I too have been in the process of developing something similar in the context of an image segmentation engine which essentially boils down to the same system of equations to solve.
Your results for 21 Megapixels:

> 28 seconds on the i7

are impressive (I assume that this is the time needed to compute all three maps to an solver accuracy of 1e-02).

How much of smoothing (lamnda parameter) do you use for the “coarsest” grained level ?
The main problem seems to be the fact that processing time increases not only with image resolution alone but also (and even more rapidly) with increasing smoothness factor.

However, in order to achive a complete scale space decomposition, it is desirable to have a very strongly smoothed version at the coarsest level (i.e. nearly as smooth as the completely smoothed, i.e. constant image )
In my experience the processing time roughly doubles with a doubling of the smoothing scale …

The typical approach to solve such problems with the slowly converging low-frequency errors would be to use some multigrid variant of the linear solver.
However, after having experiemented a lot with multigrid solvers (adapting the restriction/prolongation operators, algebraic multigrid etc.) there seems to be no significant speed up compared with a well tuned single-grid conjugate gradient solver….

So did you too experiment with the multigrid approach and if so, how did the results turn out ?

thank you for your interest and for writing me: indeed, finding a fast AND reliable solver has been a lot of work since that paper, as you noticed, just remarks something about a “Fast approximate solution” [1], however, i remember that computing a Cholesky factorization and using that as a preconditioner it was taking more processing time and memory resources than a slightly modified version of a conjugate gradient solver.
I rewrote the CG solver on the lines of OpenTissue’s one in order to be able to 1) parallelize as much computions as possible on multiple cores (i’m still working on it) and 2) to maximize vector/sparse_matrix elements access efficiency, rewriting the “axpy_prod” Boost::ublas [2] helper to address non-zero diagonal elements via an ad-hoc lookup table exploiting the symmetric nature of A, saving a whole lot of memory.

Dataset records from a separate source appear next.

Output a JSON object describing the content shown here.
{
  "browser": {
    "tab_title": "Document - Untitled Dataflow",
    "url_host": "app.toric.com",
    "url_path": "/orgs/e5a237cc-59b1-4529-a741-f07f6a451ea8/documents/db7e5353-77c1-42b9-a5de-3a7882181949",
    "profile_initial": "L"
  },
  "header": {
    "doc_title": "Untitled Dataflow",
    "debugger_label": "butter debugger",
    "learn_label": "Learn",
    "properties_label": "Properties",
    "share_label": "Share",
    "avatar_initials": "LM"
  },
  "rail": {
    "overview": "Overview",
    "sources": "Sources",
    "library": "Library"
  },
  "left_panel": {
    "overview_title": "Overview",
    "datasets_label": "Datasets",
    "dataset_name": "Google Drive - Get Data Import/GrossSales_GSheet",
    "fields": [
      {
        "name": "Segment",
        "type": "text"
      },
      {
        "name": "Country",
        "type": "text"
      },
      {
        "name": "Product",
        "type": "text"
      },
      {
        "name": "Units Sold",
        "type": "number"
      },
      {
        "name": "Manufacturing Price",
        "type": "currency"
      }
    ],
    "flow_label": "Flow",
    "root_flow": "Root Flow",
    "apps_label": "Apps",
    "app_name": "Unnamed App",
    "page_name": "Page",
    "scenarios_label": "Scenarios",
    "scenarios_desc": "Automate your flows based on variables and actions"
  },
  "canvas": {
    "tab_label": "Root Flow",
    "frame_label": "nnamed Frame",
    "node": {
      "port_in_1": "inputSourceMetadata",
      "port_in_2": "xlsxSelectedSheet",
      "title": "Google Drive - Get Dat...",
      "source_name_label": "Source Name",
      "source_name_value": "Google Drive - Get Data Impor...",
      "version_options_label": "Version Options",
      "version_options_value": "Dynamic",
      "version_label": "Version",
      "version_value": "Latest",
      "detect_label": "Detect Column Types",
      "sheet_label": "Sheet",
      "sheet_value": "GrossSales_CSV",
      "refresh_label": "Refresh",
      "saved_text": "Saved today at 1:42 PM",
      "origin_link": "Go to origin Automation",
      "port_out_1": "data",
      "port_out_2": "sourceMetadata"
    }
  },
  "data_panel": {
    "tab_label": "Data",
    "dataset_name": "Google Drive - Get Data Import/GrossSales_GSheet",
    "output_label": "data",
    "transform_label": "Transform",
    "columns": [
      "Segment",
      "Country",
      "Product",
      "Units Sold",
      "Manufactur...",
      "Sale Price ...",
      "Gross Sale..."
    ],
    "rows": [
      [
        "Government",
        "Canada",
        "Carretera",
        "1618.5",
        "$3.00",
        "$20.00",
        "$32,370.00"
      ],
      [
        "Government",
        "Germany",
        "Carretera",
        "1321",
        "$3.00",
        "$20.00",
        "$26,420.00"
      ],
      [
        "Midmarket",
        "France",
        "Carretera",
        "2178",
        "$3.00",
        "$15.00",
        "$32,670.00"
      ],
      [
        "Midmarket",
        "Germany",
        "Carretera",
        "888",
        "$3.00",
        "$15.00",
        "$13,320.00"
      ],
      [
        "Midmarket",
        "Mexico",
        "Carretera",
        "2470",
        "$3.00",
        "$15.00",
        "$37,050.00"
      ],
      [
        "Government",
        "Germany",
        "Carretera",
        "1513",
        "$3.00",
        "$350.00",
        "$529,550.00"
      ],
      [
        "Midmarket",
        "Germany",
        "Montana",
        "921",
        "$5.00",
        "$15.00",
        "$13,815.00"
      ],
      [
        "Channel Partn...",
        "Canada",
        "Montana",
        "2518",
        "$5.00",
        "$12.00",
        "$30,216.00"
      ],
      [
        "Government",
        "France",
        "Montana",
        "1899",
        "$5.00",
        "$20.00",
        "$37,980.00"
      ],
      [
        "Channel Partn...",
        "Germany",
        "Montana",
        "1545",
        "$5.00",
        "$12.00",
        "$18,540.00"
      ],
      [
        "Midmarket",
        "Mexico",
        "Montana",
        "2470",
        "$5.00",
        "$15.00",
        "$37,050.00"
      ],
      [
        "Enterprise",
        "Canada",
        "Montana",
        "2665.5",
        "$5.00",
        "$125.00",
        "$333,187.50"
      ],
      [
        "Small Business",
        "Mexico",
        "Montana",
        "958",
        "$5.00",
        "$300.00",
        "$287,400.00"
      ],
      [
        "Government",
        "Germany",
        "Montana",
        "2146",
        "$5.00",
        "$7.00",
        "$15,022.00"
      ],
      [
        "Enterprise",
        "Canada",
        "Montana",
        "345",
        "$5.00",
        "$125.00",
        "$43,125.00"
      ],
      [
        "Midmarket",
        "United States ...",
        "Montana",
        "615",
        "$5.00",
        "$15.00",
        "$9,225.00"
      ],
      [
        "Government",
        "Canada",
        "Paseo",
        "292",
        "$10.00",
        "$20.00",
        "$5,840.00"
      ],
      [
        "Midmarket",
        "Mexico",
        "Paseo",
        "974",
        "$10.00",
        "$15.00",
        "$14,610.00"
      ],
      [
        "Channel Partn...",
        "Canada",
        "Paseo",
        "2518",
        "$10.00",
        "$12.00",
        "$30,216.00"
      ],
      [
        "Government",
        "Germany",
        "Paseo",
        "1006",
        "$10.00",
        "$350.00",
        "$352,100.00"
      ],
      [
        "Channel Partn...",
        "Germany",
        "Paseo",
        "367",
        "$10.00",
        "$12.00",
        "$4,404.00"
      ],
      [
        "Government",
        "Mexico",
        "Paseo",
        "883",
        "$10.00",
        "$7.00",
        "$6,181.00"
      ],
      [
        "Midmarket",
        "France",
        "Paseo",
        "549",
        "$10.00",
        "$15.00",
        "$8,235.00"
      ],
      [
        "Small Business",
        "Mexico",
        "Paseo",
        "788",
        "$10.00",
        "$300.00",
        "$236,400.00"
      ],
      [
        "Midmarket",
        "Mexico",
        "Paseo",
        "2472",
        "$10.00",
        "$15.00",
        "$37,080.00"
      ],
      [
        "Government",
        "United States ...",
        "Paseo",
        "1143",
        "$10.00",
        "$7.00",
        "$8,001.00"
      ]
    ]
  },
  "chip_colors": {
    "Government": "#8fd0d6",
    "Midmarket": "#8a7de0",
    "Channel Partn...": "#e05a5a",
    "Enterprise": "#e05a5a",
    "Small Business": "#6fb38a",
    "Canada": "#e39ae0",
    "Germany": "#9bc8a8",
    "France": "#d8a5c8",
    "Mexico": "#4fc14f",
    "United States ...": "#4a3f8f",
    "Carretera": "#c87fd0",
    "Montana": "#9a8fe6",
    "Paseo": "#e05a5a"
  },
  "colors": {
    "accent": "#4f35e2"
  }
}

Another interesting “experimental” optimization trick i found out while experimenting, but that has to be used carefully since it directly affect the resulting WLS maps, is built around the fact we need to generate three maps, from the most to the least detailed: the constraint here is to compute the maps in a least-to-most coarse direction, that is, the first map you compute is the “fine”, then the “mid” and then the “coarse”: once the “fine” has been computed we can use the resulting map as a “preconditioning vector” for the subsequent map by converting the “fine” matrix to a vector and using it as the “x” vector for the subsequent “mid” calculation; then repeat the process by using the resulting “mid” wls map as the “preconditioning vector” for the subsequent “coarse” map.
Since this approach accumulate some error terms, i modified the exit condition of the CG to be bound to the error term itself, so that the solver has no more n-iterations to perform but instead has to reach a decent error threshold before exiting: this ensure every generated map has no more than a well-defined error threshold not differing much from other maps.
Although this technique works well in most cases, it still can produce some artifacts if error threshold values are taken to the extreme or the previous maps have been generated with a larger error threshold: usually, computing the “fine” map with a target error threshold of 5e-02 and the subsequent maps with a target error threshold of 1e-02 gives good results without sacrifying much of the details.
The pros: faster on single/dual core processors with as much as 1/1.5gig ram available (4 mins on a p4 2.2ghz for a 21Mpixels, 28 seconds on the i7, Linux 32 and 64 respectively)
The cons: maps need to be generated in series, thus no parallel map generation can be performed (but detecting a powerful machine isn’t difficult so switching between these methods at runtime can be done and proposed to the user).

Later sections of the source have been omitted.